The Amendment Act will enter into force on 7 January 2018. Claims for damages initiated before the Bulgarian state courts until 26 December 2014 will be ruled by the existing regime.
The Private Damages Directive covers infringements of Art. 101 and 102 TFEU and their corresponding provision in domestic legislation, i.e. Art. 15 and Art. 21 of the CPA. Thus, the Amendment Act covers both prohibited agreements and abuse of dominant position.
Regarding the competence for resolving private damages claims, these will be the ordinary competent civil/commercial courts as per the Bulgarian Civil Procedure Code. The competent state courts will be able to order the parties, or a third party, to disclose relevant evidence upon request of the parties to the claim as well as evidence collected and produced under the proceedings before the European Commission and the Bulgarian Competition Protection Commission.

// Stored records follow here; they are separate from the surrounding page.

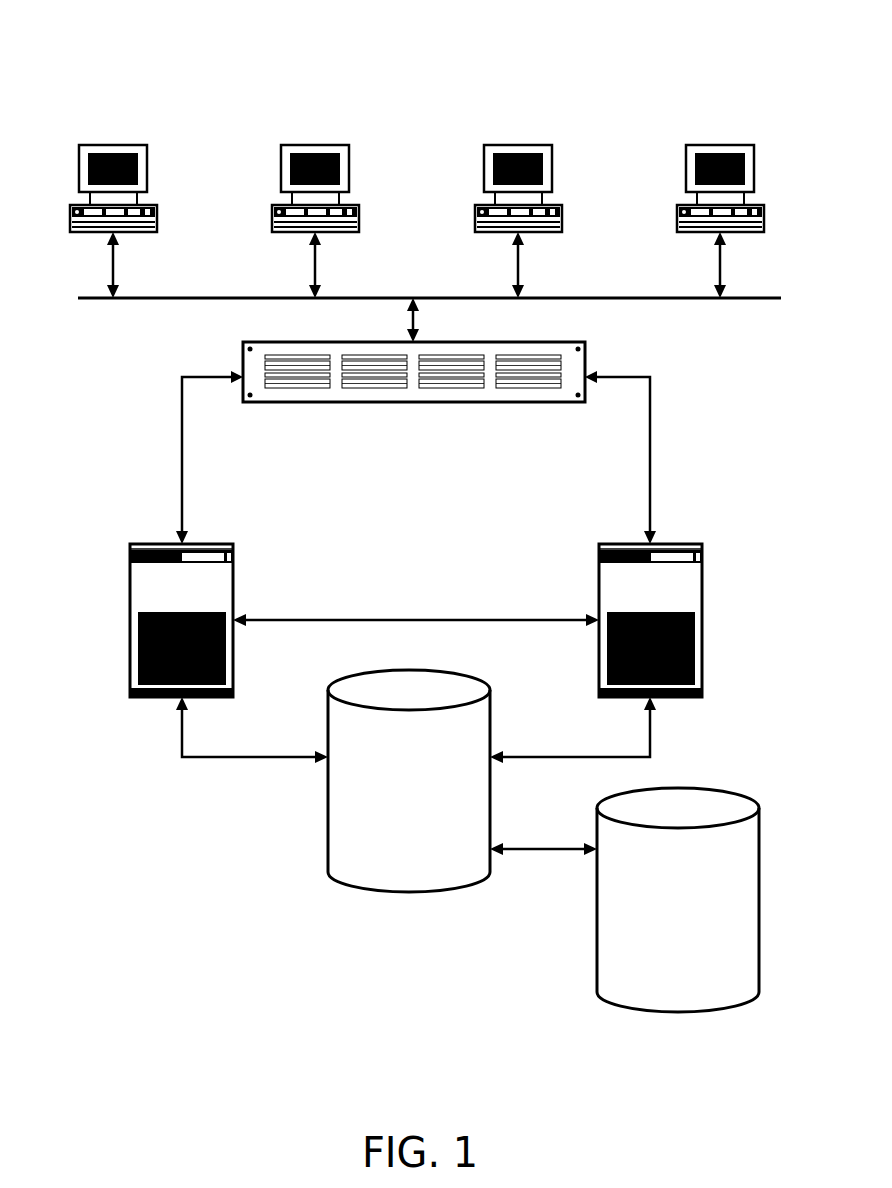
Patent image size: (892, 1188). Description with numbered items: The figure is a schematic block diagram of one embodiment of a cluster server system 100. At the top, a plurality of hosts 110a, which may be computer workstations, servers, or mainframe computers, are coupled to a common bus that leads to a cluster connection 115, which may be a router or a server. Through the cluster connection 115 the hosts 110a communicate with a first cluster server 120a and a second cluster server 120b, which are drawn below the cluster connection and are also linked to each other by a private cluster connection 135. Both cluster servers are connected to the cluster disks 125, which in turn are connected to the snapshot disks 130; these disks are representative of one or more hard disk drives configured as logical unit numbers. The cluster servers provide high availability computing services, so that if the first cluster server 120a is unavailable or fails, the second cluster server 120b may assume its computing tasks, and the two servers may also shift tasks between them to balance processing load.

The cluster server system 100 is at (78, 36).
The host 110a is at (147, 147).
The cluster connection 115 is at (585, 345).
The first cluster server 120a is at (233, 547).
The second cluster server 120b is at (702, 547).
The cluster disks 125 is at (409, 781).
The snapshot disks 130 is at (678, 900).
The private cluster connection 135 is at (433, 620).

The Amendment Act provides a joint and several liabilities for undertakings that breached competition law. The Amendment Act does not provide a specific limitation period, as the default limitation period under Bulgarian law for torts is 5 years. The limitation period starts once the person incurred damages has knowledge, or it could be deemed that it had knowledge, of the damages, the infringer and the competition law breach.
Usually for the persons incurred damages by competition law breaches, the most difficult task is to prove the committed infringement. This issue was facilitated by imposing an irrebuttable presumption of fault of the infringer established with decisions by the European Commission or by the Bulgarian Competition Authority. Decisions by other Member States’ competition authorities will have solely evidential value in relation to the infringement. Understandably, to the procedures initiated without an existing decision of the European Commission or the Bulgarian Competition Authority the above rules will not apply. Consequently, the victims incurred damages by competition law breaches will again be in front of an obstacle proving the subjective element of the infringement.
Speaking about the objective element of the infringement, i.e. the damages incurred, the Amendment Act adopted that a rebuttable presumption for incurred damages exists only regarding cartel infringements.
In conclusion, it is expected that the transposition of the Private Damages Directive will motivate and facilitate the victims of competition law breaches to request compensation for incurred damages before the competent Bulgarian courts. Normally, upon application of the new rules, some deficiencies may pop up. However, even at this early stage of the application of the Amendment Act, note shall be taken that lots of persons are registering companies which are assigned with claims by persons incurred damages from competition law infringements. Consequently, it is very likely the claims to be submitted by the said companies. From Bulgarian law perspective such a scenario raises unclarity and unfortunately the issue is not explicitly regulated by the Amendment Act.